Politicized groups with biased agendas are not part of the solution to the problems plaguing the UN today, they are part of the problem. If ISS wants to remain a relevant voice in the UN reform process, it needs to clean its own house first. Continued attacks on a UN member state risks jeopardizing its long-held ECOWOS consultative status. Eritrea’s magnanimity should not be mistaken for weakness.

It is also not clear why ISS would jeopardize its reputation and standing by repeatedly producing inflammatory reports against Eritrea, a UN member state. It will only further undermine its credibility and integrity. Africa’s future cannot be secured by misrepresenting facts and repeating false narratives.

ISS needs to retain its independence to truly be a credible influencer of policy and to be trusted by the UN and other international organizations, as a channel for dialogue.
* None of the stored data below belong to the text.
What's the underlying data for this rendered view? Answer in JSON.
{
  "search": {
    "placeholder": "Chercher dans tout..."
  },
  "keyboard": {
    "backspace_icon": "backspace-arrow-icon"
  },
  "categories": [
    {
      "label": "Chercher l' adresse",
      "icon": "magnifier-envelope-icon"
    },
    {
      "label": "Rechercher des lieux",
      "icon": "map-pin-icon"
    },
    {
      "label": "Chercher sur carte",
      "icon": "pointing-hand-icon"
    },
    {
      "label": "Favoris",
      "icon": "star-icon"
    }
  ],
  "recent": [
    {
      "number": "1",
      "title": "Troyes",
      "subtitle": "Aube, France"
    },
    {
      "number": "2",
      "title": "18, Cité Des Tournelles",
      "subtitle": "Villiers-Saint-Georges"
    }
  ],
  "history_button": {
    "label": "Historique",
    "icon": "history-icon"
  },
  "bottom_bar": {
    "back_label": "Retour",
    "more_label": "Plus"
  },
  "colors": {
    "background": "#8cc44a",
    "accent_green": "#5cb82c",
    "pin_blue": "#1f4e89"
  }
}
It should stop serving as a mouthpiece for TPLF and its coteries.

ISS should not be allowed to use its consultative status under the Economic and Social Council (ECOSOC) to disseminate false and unsubstantiated allegations about Eritrea or any other member state.

The ECOSOC consultative status confers groups such as ISS with significant power and influence including the ability to recommend agenda items and participate at UN meetings, submit written statements to official UN bodies, and provides these agencies forum to share new ideas. Unless ISS addresses problems within its own organization, it will threaten its UN standing, as well as its integrity and reputation as a reliable think tank.

Its ECOSOC consultative status should not be abused to provide remnants of the TPLF regime and its partners in the region, a forum to promote anti-Eritrea agendas masked in the rhetoric of “peace and security”, “war on terrorism”, etc.

A bit of advice for Selam Tadesse Demissie, if she wants to build her credibility as an analyst in the region. She ought to use reliable, verifiable sources, talk directly to the main actors. Eritrea and Somalia have embassies in Addis, and the last time I checked, PM Abiy still leaves in Ethiopia, so no excuses for the lazy “cut and paste” analysis.

Parroting unsubstantiated allegations against African states without adequate knowledge and reference is unacceptable. Undermining others to elevate Ethiopia’s stature in the region is no longer the game in town. Respecting the sovereignty and territorial integrity of states, abiding by agreements signed, non-interference in the domestic affairs of states, cooperation, and integration based on mutual respect remains the only way forward.